To abandon Southern Korea now would seem to prophesy Communist control of all Korea in the near future. Help is needed for a while longer. Russia is too closely behind the northern half of Korea. Southern Korea is too close to Japan. Communist control of Southern Korea would mean the liquidation of every official or person who has cooperated with the United States and resisted Communism in Korea.

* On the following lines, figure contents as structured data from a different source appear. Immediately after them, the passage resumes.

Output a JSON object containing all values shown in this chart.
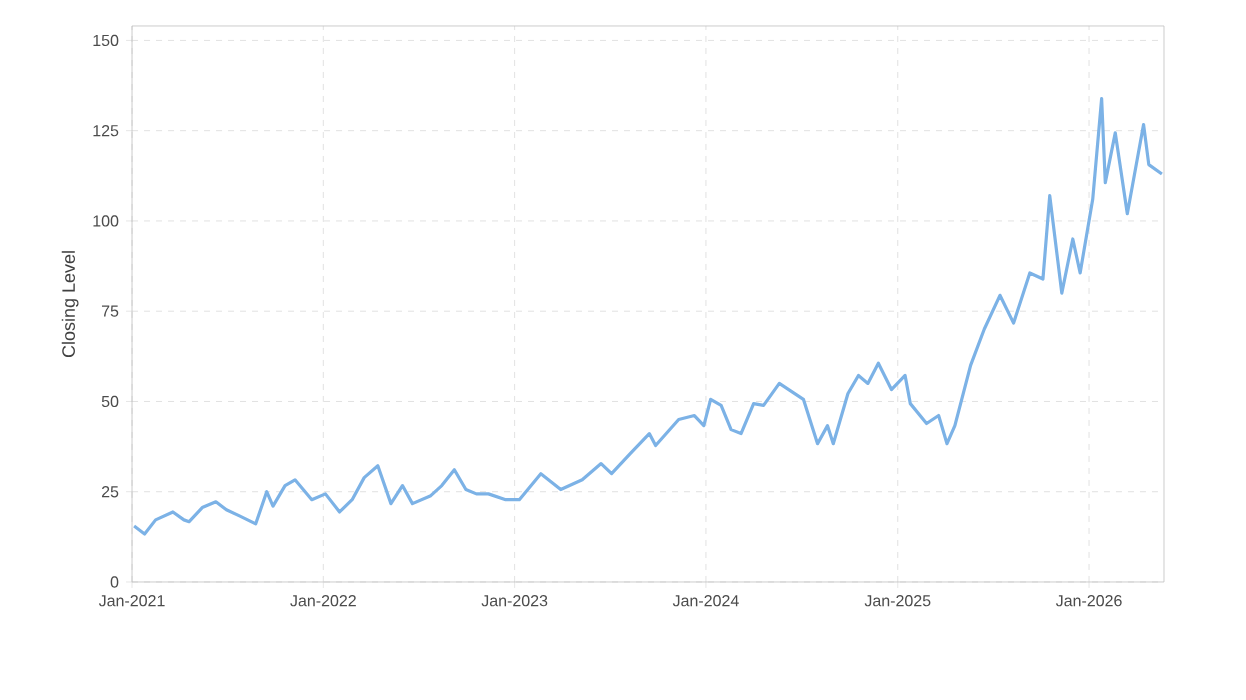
{
  "chart_data": {
    "type": "line",
    "ylabel": "Closing Level",
    "color": "#7cb2e6",
    "grid": true,
    "line_style": "solid",
    "xlim": [
      "2021-01-01",
      "2026-05-24"
    ],
    "ylim": [
      0,
      154
    ],
    "xticks": [
      {
        "value": "2021-01-01",
        "label": "Jan-2021"
      },
      {
        "value": "2022-01-01",
        "label": "Jan-2022"
      },
      {
        "value": "2023-01-01",
        "label": "Jan-2023"
      },
      {
        "value": "2024-01-01",
        "label": "Jan-2024"
      },
      {
        "value": "2025-01-01",
        "label": "Jan-2025"
      },
      {
        "value": "2026-01-01",
        "label": "Jan-2026"
      }
    ],
    "yticks": [
      0,
      25,
      50,
      75,
      100,
      125,
      150
    ],
    "x": [
      "2021-01-05",
      "2021-01-25",
      "2021-02-15",
      "2021-03-20",
      "2021-04-10",
      "2021-04-20",
      "2021-05-15",
      "2021-06-10",
      "2021-06-30",
      "2021-07-25",
      "2021-08-25",
      "2021-09-15",
      "2021-09-27",
      "2021-10-20",
      "2021-11-08",
      "2021-12-10",
      "2022-01-05",
      "2022-02-01",
      "2022-02-25",
      "2022-03-20",
      "2022-04-15",
      "2022-05-10",
      "2022-06-01",
      "2022-06-20",
      "2022-07-25",
      "2022-08-15",
      "2022-09-08",
      "2022-09-30",
      "2022-10-20",
      "2022-11-12",
      "2022-12-15",
      "2023-01-10",
      "2023-02-20",
      "2023-03-30",
      "2023-05-10",
      "2023-06-15",
      "2023-07-05",
      "2023-08-10",
      "2023-09-15",
      "2023-09-27",
      "2023-11-10",
      "2023-12-10",
      "2023-12-28",
      "2024-01-10",
      "2024-01-30",
      "2024-02-18",
      "2024-03-08",
      "2024-04-01",
      "2024-04-20",
      "2024-05-20",
      "2024-07-05",
      "2024-08-01",
      "2024-08-20",
      "2024-08-31",
      "2024-09-28",
      "2024-10-18",
      "2024-11-05",
      "2024-11-25",
      "2024-12-20",
      "2025-01-15",
      "2025-01-25",
      "2025-02-25",
      "2025-03-20",
      "2025-04-05",
      "2025-04-20",
      "2025-05-20",
      "2025-06-15",
      "2025-07-15",
      "2025-08-10",
      "2025-09-10",
      "2025-10-05",
      "2025-10-18",
      "2025-11-10",
      "2025-12-01",
      "2025-12-15",
      "2026-01-08",
      "2026-01-25",
      "2026-02-01",
      "2026-02-20",
      "2026-03-15",
      "2026-04-15",
      "2026-04-25",
      "2026-05-20"
    ],
    "values": [
      15.5,
      13.3,
      17.2,
      19.4,
      17.2,
      16.7,
      20.6,
      22.2,
      20,
      18.3,
      16.1,
      25,
      21,
      26.7,
      28.3,
      22.8,
      24.4,
      19.4,
      22.8,
      28.9,
      32.2,
      21.7,
      26.7,
      21.7,
      23.9,
      26.7,
      31.1,
      25.6,
      24.4,
      24.4,
      22.8,
      22.8,
      30,
      25.6,
      28.3,
      32.8,
      30,
      35.6,
      41.1,
      37.8,
      45,
      46.1,
      43.3,
      50.6,
      48.9,
      42.2,
      41.1,
      49.4,
      48.9,
      55,
      50.6,
      38.3,
      43.3,
      38.3,
      52.2,
      57.2,
      55,
      60.6,
      53.3,
      57.2,
      49.4,
      43.9,
      46.1,
      38.3,
      43.3,
      60,
      70,
      79.4,
      71.7,
      85.6,
      83.9,
      107,
      80,
      95,
      85.6,
      106,
      133.9,
      110.6,
      124.4,
      102,
      126.7,
      115.6,
      113
    ]
  }
}
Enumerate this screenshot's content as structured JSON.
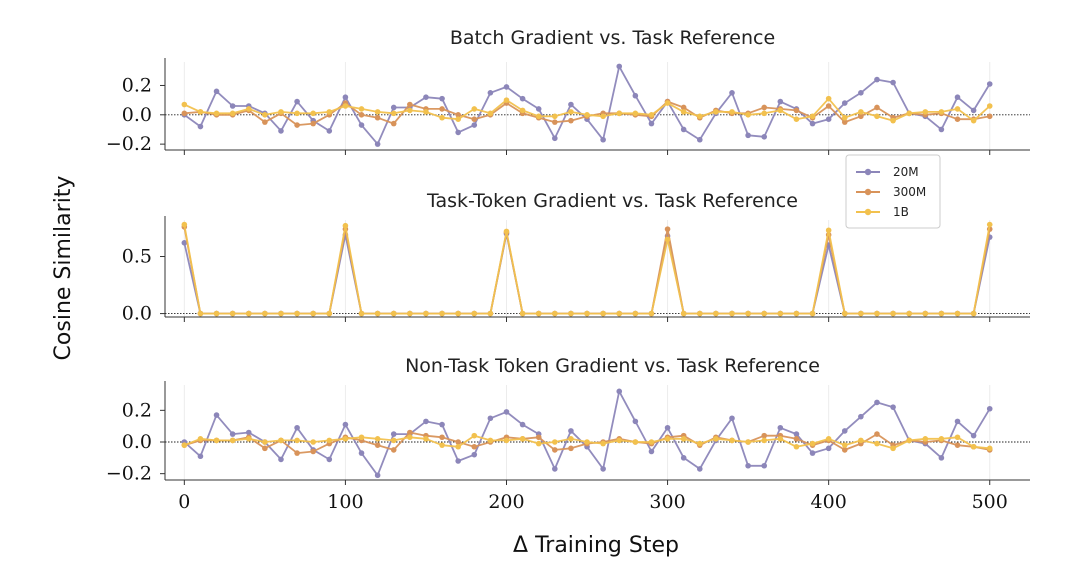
{
  "figure": {
    "ylabel": "Cosine Similarity",
    "xlabel": "Δ Training Step"
  },
  "legend": {
    "placement": "right, between top and middle panels",
    "entries": [
      "20M",
      "300M",
      "1B"
    ]
  },
  "chart_data": [
    {
      "type": "line",
      "title": "Batch Gradient vs. Task Reference",
      "xlabel": "",
      "ylabel": "",
      "xlim": [
        -12,
        525
      ],
      "ylim": [
        -0.24,
        0.36
      ],
      "yticks": [
        0.2,
        0.0,
        -0.2
      ],
      "ytick_labels": [
        "0.2",
        "0.0",
        "−0.2"
      ],
      "xticks": [
        0,
        100,
        200,
        300,
        400,
        500
      ],
      "xtick_labels": [],
      "grid": "x",
      "reference_line": 0.0,
      "x": [
        0,
        10,
        20,
        30,
        40,
        50,
        60,
        70,
        80,
        90,
        100,
        110,
        120,
        130,
        140,
        150,
        160,
        170,
        180,
        190,
        200,
        210,
        220,
        230,
        240,
        250,
        260,
        270,
        280,
        290,
        300,
        310,
        320,
        330,
        340,
        350,
        360,
        370,
        380,
        390,
        400,
        410,
        420,
        430,
        440,
        450,
        460,
        470,
        480,
        490,
        500
      ],
      "series": [
        {
          "name": "20M",
          "color": "#8c86b9",
          "values": [
            0.0,
            -0.08,
            0.16,
            0.06,
            0.06,
            0.01,
            -0.11,
            0.09,
            -0.04,
            -0.11,
            0.12,
            -0.07,
            -0.2,
            0.05,
            0.05,
            0.12,
            0.11,
            -0.12,
            -0.07,
            0.15,
            0.19,
            0.11,
            0.04,
            -0.16,
            0.07,
            -0.03,
            -0.17,
            0.33,
            0.13,
            -0.06,
            0.09,
            -0.1,
            -0.17,
            0.01,
            0.15,
            -0.14,
            -0.15,
            0.09,
            0.04,
            -0.06,
            -0.03,
            0.08,
            0.15,
            0.24,
            0.22,
            0.01,
            -0.01,
            -0.1,
            0.12,
            0.03,
            0.21
          ]
        },
        {
          "name": "300M",
          "color": "#d8935a",
          "values": [
            0.01,
            0.02,
            0.0,
            0.0,
            0.03,
            -0.05,
            0.01,
            -0.07,
            -0.06,
            0.0,
            0.08,
            0.0,
            -0.02,
            -0.06,
            0.07,
            0.04,
            0.04,
            0.0,
            -0.03,
            0.0,
            0.08,
            0.01,
            -0.02,
            -0.05,
            -0.04,
            -0.01,
            0.01,
            0.01,
            0.0,
            -0.01,
            0.09,
            0.05,
            -0.02,
            0.03,
            0.01,
            0.01,
            0.05,
            0.04,
            0.03,
            -0.02,
            0.06,
            -0.05,
            -0.01,
            0.05,
            -0.02,
            0.01,
            0.0,
            0.01,
            -0.03,
            -0.03,
            -0.01
          ]
        },
        {
          "name": "1B",
          "color": "#f2c14e",
          "values": [
            0.07,
            0.02,
            0.01,
            0.01,
            0.04,
            0.0,
            0.02,
            0.01,
            0.01,
            0.02,
            0.06,
            0.04,
            0.02,
            0.01,
            0.03,
            0.02,
            -0.02,
            -0.03,
            0.04,
            0.01,
            0.1,
            0.03,
            -0.01,
            -0.01,
            0.02,
            0.0,
            -0.01,
            0.01,
            0.01,
            0.0,
            0.08,
            0.02,
            -0.01,
            0.02,
            0.02,
            0.0,
            0.01,
            0.03,
            -0.03,
            -0.01,
            0.11,
            -0.02,
            0.02,
            -0.01,
            -0.04,
            0.01,
            0.02,
            0.02,
            0.04,
            -0.04,
            0.06
          ]
        }
      ]
    },
    {
      "type": "line",
      "title": "Task-Token Gradient vs. Task Reference",
      "xlabel": "",
      "ylabel": "",
      "xlim": [
        -12,
        525
      ],
      "ylim": [
        -0.03,
        0.82
      ],
      "yticks": [
        0.5,
        0.0
      ],
      "ytick_labels": [
        "0.5",
        "0.0"
      ],
      "xticks": [
        0,
        100,
        200,
        300,
        400,
        500
      ],
      "xtick_labels": [],
      "grid": "x",
      "reference_line": 0.0,
      "x": [
        0,
        10,
        20,
        30,
        40,
        50,
        60,
        70,
        80,
        90,
        100,
        110,
        120,
        130,
        140,
        150,
        160,
        170,
        180,
        190,
        200,
        210,
        220,
        230,
        240,
        250,
        260,
        270,
        280,
        290,
        300,
        310,
        320,
        330,
        340,
        350,
        360,
        370,
        380,
        390,
        400,
        410,
        420,
        430,
        440,
        450,
        460,
        470,
        480,
        490,
        500
      ],
      "series": [
        {
          "name": "20M",
          "color": "#8c86b9",
          "values": [
            0.62,
            0,
            0,
            0,
            0,
            0,
            0,
            0,
            0,
            0,
            0.69,
            0,
            0,
            0,
            0,
            0,
            0,
            0,
            0,
            0,
            0.7,
            0,
            0,
            0,
            0,
            0,
            0,
            0,
            0,
            0,
            0.68,
            0,
            0,
            0,
            0,
            0,
            0,
            0,
            0,
            0,
            0.6,
            0,
            0,
            0,
            0,
            0,
            0,
            0,
            0,
            0,
            0.67
          ]
        },
        {
          "name": "300M",
          "color": "#d8935a",
          "values": [
            0.76,
            0,
            0,
            0,
            0,
            0,
            0,
            0,
            0,
            0,
            0.74,
            0,
            0,
            0,
            0,
            0,
            0,
            0,
            0,
            0,
            0.71,
            0,
            0,
            0,
            0,
            0,
            0,
            0,
            0,
            0,
            0.74,
            0,
            0,
            0,
            0,
            0,
            0,
            0,
            0,
            0,
            0.69,
            0,
            0,
            0,
            0,
            0,
            0,
            0,
            0,
            0,
            0.74
          ]
        },
        {
          "name": "1B",
          "color": "#f2c14e",
          "values": [
            0.78,
            0,
            0,
            0,
            0,
            0,
            0,
            0,
            0,
            0,
            0.77,
            0,
            0,
            0,
            0,
            0,
            0,
            0,
            0,
            0,
            0.72,
            0,
            0,
            0,
            0,
            0,
            0,
            0,
            0,
            0,
            0.65,
            0,
            0,
            0,
            0,
            0,
            0,
            0,
            0,
            0,
            0.73,
            0,
            0,
            0,
            0,
            0,
            0,
            0,
            0,
            0,
            0.78
          ]
        }
      ]
    },
    {
      "type": "line",
      "title": "Non-Task Token Gradient vs. Task Reference",
      "xlabel": "Δ Training Step",
      "ylabel": "",
      "xlim": [
        -12,
        525
      ],
      "ylim": [
        -0.24,
        0.36
      ],
      "yticks": [
        0.2,
        0.0,
        -0.2
      ],
      "ytick_labels": [
        "0.2",
        "0.0",
        "−0.2"
      ],
      "xticks": [
        0,
        100,
        200,
        300,
        400,
        500
      ],
      "xtick_labels": [
        "0",
        "100",
        "200",
        "300",
        "400",
        "500"
      ],
      "grid": "x",
      "reference_line": 0.0,
      "x": [
        0,
        10,
        20,
        30,
        40,
        50,
        60,
        70,
        80,
        90,
        100,
        110,
        120,
        130,
        140,
        150,
        160,
        170,
        180,
        190,
        200,
        210,
        220,
        230,
        240,
        250,
        260,
        270,
        280,
        290,
        300,
        310,
        320,
        330,
        340,
        350,
        360,
        370,
        380,
        390,
        400,
        410,
        420,
        430,
        440,
        450,
        460,
        470,
        480,
        490,
        500
      ],
      "series": [
        {
          "name": "20M",
          "color": "#8c86b9",
          "values": [
            0.0,
            -0.09,
            0.17,
            0.05,
            0.06,
            0.0,
            -0.11,
            0.09,
            -0.05,
            -0.11,
            0.11,
            -0.07,
            -0.21,
            0.05,
            0.05,
            0.13,
            0.11,
            -0.12,
            -0.08,
            0.15,
            0.19,
            0.11,
            0.05,
            -0.17,
            0.07,
            -0.03,
            -0.17,
            0.32,
            0.13,
            -0.06,
            0.09,
            -0.1,
            -0.17,
            0.01,
            0.15,
            -0.15,
            -0.15,
            0.09,
            0.05,
            -0.07,
            -0.04,
            0.07,
            0.16,
            0.25,
            0.22,
            0.01,
            -0.01,
            -0.1,
            0.13,
            0.04,
            0.21
          ]
        },
        {
          "name": "300M",
          "color": "#d8935a",
          "values": [
            -0.02,
            0.01,
            0.01,
            0.01,
            0.03,
            -0.04,
            0.01,
            -0.07,
            -0.06,
            -0.01,
            0.03,
            0.01,
            -0.02,
            -0.05,
            0.06,
            0.04,
            0.03,
            0.0,
            -0.03,
            0.0,
            0.03,
            0.02,
            0.03,
            -0.05,
            -0.04,
            -0.01,
            0.0,
            0.02,
            0.0,
            -0.01,
            0.03,
            0.04,
            -0.02,
            0.03,
            0.01,
            0.0,
            0.04,
            0.04,
            0.02,
            -0.02,
            0.01,
            -0.05,
            -0.01,
            0.05,
            -0.02,
            0.01,
            0.0,
            0.01,
            -0.02,
            -0.03,
            -0.05
          ]
        },
        {
          "name": "1B",
          "color": "#f2c14e",
          "values": [
            -0.02,
            0.02,
            0.01,
            0.01,
            0.02,
            0.0,
            0.01,
            0.01,
            0.0,
            0.01,
            0.02,
            0.03,
            0.02,
            0.01,
            0.03,
            0.02,
            -0.02,
            -0.03,
            0.04,
            0.01,
            0.01,
            0.02,
            -0.01,
            0.0,
            0.02,
            0.0,
            -0.01,
            0.01,
            0.0,
            0.0,
            0.02,
            0.02,
            -0.01,
            0.02,
            0.01,
            0.0,
            0.01,
            0.02,
            -0.03,
            -0.01,
            0.02,
            -0.02,
            0.01,
            -0.01,
            -0.04,
            0.01,
            0.02,
            0.02,
            0.03,
            -0.03,
            -0.04
          ]
        }
      ]
    }
  ]
}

It would invoke no confidence among the officials and leaders in Southeast Asia upon whom the democracies are counting to stand against Soviet Russia and Communism.
If we hope to prevent the rich countries of Southeast Asia from becoming Communistic and areas to welded into a Soviet Empire, them we must assist those countries at this time of crisis; nor can we be guilty of deserting the yet non-communist countries of South Korea, Japan, Formosa, and the Philippines until a strong bond of mutual trade and friendship is established, enabling these countries to stand strongly against the seductive promises and infiltrations of the Communists.
This is the way it very clearly appears to me. I hope the foregoing statement of belief, although lengthy, may be found worthy of consideration by all persons responsible for the future of Asia in any way. Events are moving very rapidly these days. Great changes have occurred and still greater ones are in the making in Asia. The decision and interest of American are of greatest importance. It is hoped that we shall set a proper and wise counsel and shall work toward peace and prosperity of a more permanent nature than any we have envisaged for many a decade.